In the excitement of this optimism, no doubt committed and naive, and seeing the world “with feeling” as we did, we launched, with some close friends and farmers, Farms for City Children to enrich the lives of our urban children.

And so all these years they came to the farm, 35 at the same time, soon to two other farms, because the demand from schools was so great. They plant and harvest, care for cows and sheep and pigs and horses and poultry, work with real farmers and live in the countryside. They would stomp through the mud, shake leaves, break the ice in the puddles, hear buzzards meow high in the air, see a gleaming heron rise from the river, watch swallows skim over the meadows, give birth to sheep and cows.

And in the evening I read them stories by a fireplace and they listened, hot chocolate in hand. This was our life, Clare’s and mine. This was our dream.

And now I was looking at my window at the last city kids back on the track, the last we’d see for months because who knows how long.

Then I realized that thousands and thousands of companies – which are people of course – and individuals and charities across the country are going through the same dark times, the same trauma, the same deep sadness, the same uncertainty about employment and money, fear of ourselves and everyone we knowing and loving from the infection, while the epidemic is spreading relentlessly. And I think, as many of us are, will this ever end?

Can our doctors and nurses and hospital staff and caregivers continue? Can they, can we get through somehow? How can we get through this and get out the other side? And what does the other side look like? Is it okay with grandma and grandpa? When will we see family and friends again?

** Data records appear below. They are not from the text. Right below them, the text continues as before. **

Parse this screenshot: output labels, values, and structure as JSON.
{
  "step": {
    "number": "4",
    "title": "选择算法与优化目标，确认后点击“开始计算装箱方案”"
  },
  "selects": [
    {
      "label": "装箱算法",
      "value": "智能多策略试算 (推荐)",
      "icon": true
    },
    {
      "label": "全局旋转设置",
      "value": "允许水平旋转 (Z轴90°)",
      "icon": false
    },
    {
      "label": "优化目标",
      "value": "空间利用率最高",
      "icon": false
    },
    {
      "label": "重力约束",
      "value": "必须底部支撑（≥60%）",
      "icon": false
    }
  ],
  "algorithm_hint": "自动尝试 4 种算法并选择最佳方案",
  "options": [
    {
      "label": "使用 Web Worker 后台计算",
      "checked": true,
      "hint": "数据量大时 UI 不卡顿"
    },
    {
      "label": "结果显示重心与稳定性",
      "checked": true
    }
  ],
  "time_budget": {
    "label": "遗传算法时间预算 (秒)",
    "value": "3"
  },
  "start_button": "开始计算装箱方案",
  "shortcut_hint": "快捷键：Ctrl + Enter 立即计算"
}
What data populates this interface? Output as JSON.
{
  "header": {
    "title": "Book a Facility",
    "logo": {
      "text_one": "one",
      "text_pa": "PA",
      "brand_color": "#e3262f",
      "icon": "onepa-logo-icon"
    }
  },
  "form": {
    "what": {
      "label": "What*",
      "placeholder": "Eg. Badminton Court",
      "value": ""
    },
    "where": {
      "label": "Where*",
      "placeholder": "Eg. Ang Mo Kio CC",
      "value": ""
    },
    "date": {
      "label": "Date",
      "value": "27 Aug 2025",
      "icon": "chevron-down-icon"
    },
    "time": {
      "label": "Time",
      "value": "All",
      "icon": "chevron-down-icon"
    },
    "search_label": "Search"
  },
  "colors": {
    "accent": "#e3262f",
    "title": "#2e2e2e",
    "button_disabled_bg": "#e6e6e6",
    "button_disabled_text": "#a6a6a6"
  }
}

When will we hug them again?

Medical personnel imagined that an 18-year-old coronavirus patient was rushed by a hospital

Medical personnel imagined that an 18-year-old coronavirus patient was rushed by a hospital

Medical personnel imagined that an 18-year-old coronavirus patient was rushed by a hospital

Baffled by all these unanswerable questions, I remember two more: will there be singing too? Are we depressed? Yes, until the first. No, until the second.

I often sing in the shower. Not a pretty sight, not a pretty sound. But in my resonant bathroom, I can believe I sound like Pavarotti. And because I sang, I thought of positive thoughts in my shower. I’ll share them for what they’re worth.

Despite all the terrible consequences, I have learned wonderful lessons from this cruel pandemic. Were the skies and streets quieter? Do the birds seem to no longer sing? Isn’t the air cleaner to breathe? Do we no longer feel kinship with neighbors, with everyone around us, because we are really all in this together, prince and prime minister, working or unemployed, prisoner or sleeper?

Can’t we see our friends and relationships, don’t we think about them anymore? Are we not going to take everyone for granted, those who work to feed and care for us? Have we not forgotten how good and kind and generous we can be, those who endanger themselves to help those who are less able to help themselves?

Do we not discover so much in ourselves and in others that we may have forgotten? And this doesn’t give us hope and a fierce determination that after this monster is finally destroyed, and he will be, he will be, we can create a new world where everyone matters, and a world and a life and a sense of community who are more precious to us because we no longer take them for granted?

See, Mister Brecht? Your question should have been. “Does the dark also sing in the shower?” Yes, Mr. Brecht. Oh yeah.